As an SME owner you should not only learn from them, but do one better.

Forget celebrity endorsements, embrace your customers

October 5th, 2011

Testimonials are a great way of lending ‘street cred’ to brands, and that’s why celebrities get paid big money to endorse every category from cars to fast foods to shoes. That trend has picked up in Kenya of late, with athlete David Rudisha and musician Jua Cali endorsing a shoe polish product and a mobile phone service provider respectively.

As an SME owner you salivate for that kind of mileage for your business, but are discouraged by the exorbitant endorsement fees you would have to pay such celebrities. However, you are overlooking an authentic source of testimonials that could significantly boost your brand and better yet, their services are free: that’s right, your customers. Below are several ways of encouraging your existing customers to act as your unofficial spokespersons.

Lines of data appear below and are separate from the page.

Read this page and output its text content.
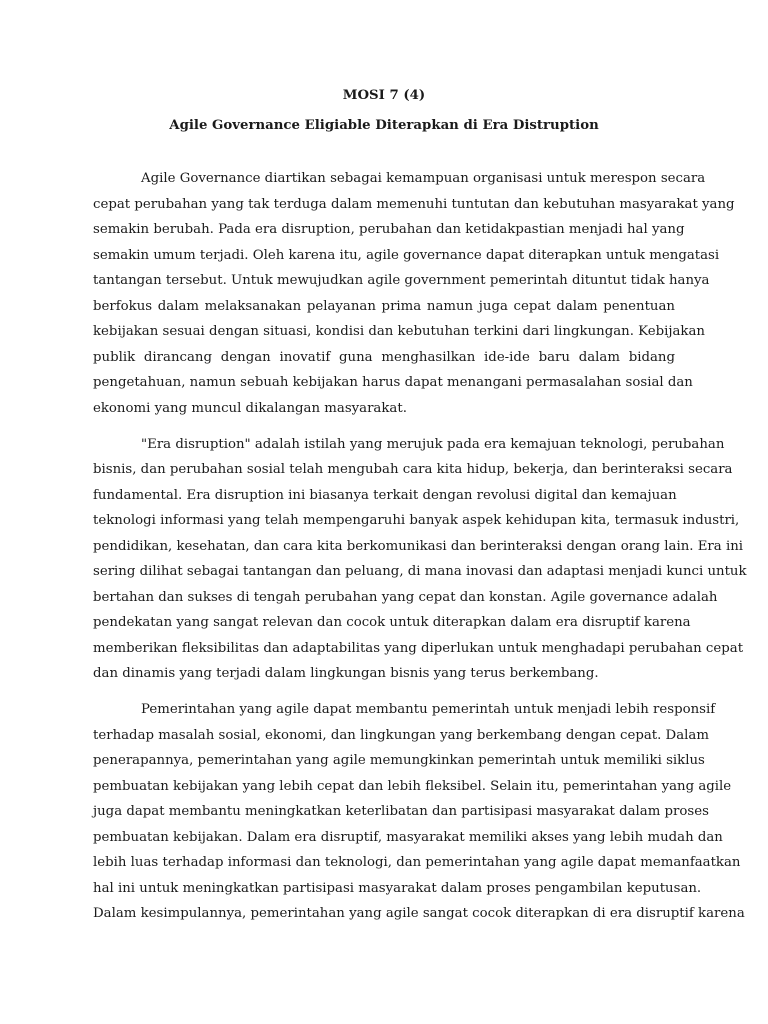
MOSI 7 (4)
Agile Governance Eligiable Diterapkan di Era Distruption
Agile Governance diartikan sebagai kemampuan organisasi untuk merespon secara
cepat perubahan yang tak terduga dalam memenuhi tuntutan dan kebutuhan masyarakat yang
semakin berubah. Pada era disruption, perubahan dan ketidakpastian menjadi hal yang
semakin umum terjadi. Oleh karena itu, agile governance dapat diterapkan untuk mengatasi
tantangan tersebut. Untuk mewujudkan agile government pemerintah dituntut tidak hanya
berfokus dalam melaksanakan pelayanan prima namun juga cepat dalam penentuan
kebijakan sesuai dengan situasi, kondisi dan kebutuhan terkini dari lingkungan. Kebijakan
publik dirancang dengan inovatif guna menghasilkan ide-ide baru dalam bidang
pengetahuan, namun sebuah kebijakan harus dapat menangani permasalahan sosial dan
ekonomi yang muncul dikalangan masyarakat.
"Era disruption" adalah istilah yang merujuk pada era kemajuan teknologi, perubahan
bisnis, dan perubahan sosial telah mengubah cara kita hidup, bekerja, dan berinteraksi secara
fundamental. Era disruption ini biasanya terkait dengan revolusi digital dan kemajuan
teknologi informasi yang telah mempengaruhi banyak aspek kehidupan kita, termasuk industri,
pendidikan, kesehatan, dan cara kita berkomunikasi dan berinteraksi dengan orang lain. Era ini
sering dilihat sebagai tantangan dan peluang, di mana inovasi dan adaptasi menjadi kunci untuk
bertahan dan sukses di tengah perubahan yang cepat dan konstan. Agile governance adalah
pendekatan yang sangat relevan dan cocok untuk diterapkan dalam era disruptif karena
memberikan fleksibilitas dan adaptabilitas yang diperlukan untuk menghadapi perubahan cepat
dan dinamis yang terjadi dalam lingkungan bisnis yang terus berkembang.
Pemerintahan yang agile dapat membantu pemerintah untuk menjadi lebih responsif
terhadap masalah sosial, ekonomi, dan lingkungan yang berkembang dengan cepat. Dalam
penerapannya, pemerintahan yang agile memungkinkan pemerintah untuk memiliki siklus
pembuatan kebijakan yang lebih cepat dan lebih fleksibel. Selain itu, pemerintahan yang agile
juga dapat membantu meningkatkan keterlibatan dan partisipasi masyarakat dalam proses
pembuatan kebijakan. Dalam era disruptif, masyarakat memiliki akses yang lebih mudah dan
lebih luas terhadap informasi dan teknologi, dan pemerintahan yang agile dapat memanfaatkan
hal ini untuk meningkatkan partisipasi masyarakat dalam proses pengambilan keputusan.
Dalam kesimpulannya, pemerintahan yang agile sangat cocok diterapkan di era disruptif karena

First, request your customers to fill out a brief customer service satisfaction form on your website. At the end, ask a question like, “Can we please use your name and comments on the website?” Second, ask repeat and satisfied customers if you can use their names and comments. Some may even be willing to do a video or audio recording to sing praises of your SME at their expense that you can upload on your website and social media spaces. Third, when you are prospecting for business instead of saying “I do quality work…”, say “Miss Y was so happy with our service, and here is what she said…” Fourth, if your SME wins an award, ask your customers to comment about it, not forgetting to request them if you can use these comments on both your website and social media spaces.

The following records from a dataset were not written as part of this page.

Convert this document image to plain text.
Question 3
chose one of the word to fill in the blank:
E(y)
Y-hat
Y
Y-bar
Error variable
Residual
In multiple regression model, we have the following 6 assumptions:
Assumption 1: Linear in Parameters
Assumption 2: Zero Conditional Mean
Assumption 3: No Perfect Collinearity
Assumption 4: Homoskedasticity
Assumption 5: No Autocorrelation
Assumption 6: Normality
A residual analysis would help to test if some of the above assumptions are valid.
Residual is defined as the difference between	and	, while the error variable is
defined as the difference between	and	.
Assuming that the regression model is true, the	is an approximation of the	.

Never underestimate the power of a satisfied customer to invigorate your Internet marketing efforts.

Mobisites: A formidable arsenal in Internet marketing

October 4th, 2011

Despite the landing of undersea cables in 2009 that were billed as the panacea to slow Internet speeds and expensive access costs, and other incentives such as zero-rating of computers, Internet penetration in Kenya is still shallow. According to a July 2011 Study on ICT Access Gaps in Kenya  undertaken by the Communications Commission of Kenya, there are only 4.7 million Internet subscriptions in Kenya, with broadband connections standing at 84,726. These are disappointing statistics for e-commerce take up and sustainability. However, the same report states there are more than 25 million mobile phone subscribers.

As an SME owner, these statistics underscore the importance of including mobile marketing in your Internet marketing strategy because a significant number of your potential customers access the Internet via their mobile phones.  This means that they are searching for goods and services using their mobile phones. How do you ensure your SME benefits from mobile Internet searches?

One, you will have to build a mobile site, also known as a mobisite. A mobisite is a website specifically designed for mobile phones and its URL is yourSMEname.mobi . Second, your SME’s mobisite layout has to be simple and the navigation easy. Mobile phone consumers lack the patience and time to wander through mobisites looking for information. Third, customise content for different interactions such as sound and text. Avoid adding videos because your most of your consumers will quickly exhaust their airtime watching them. Fourth, use keywords in your content to give your mobisite a high chance of appearing in search results, and measure your mobisite’s performance for insights into what’s working and what isn’t.

A well-designed and functional mobisite is a formidable addition to your Internet marketing arsenal.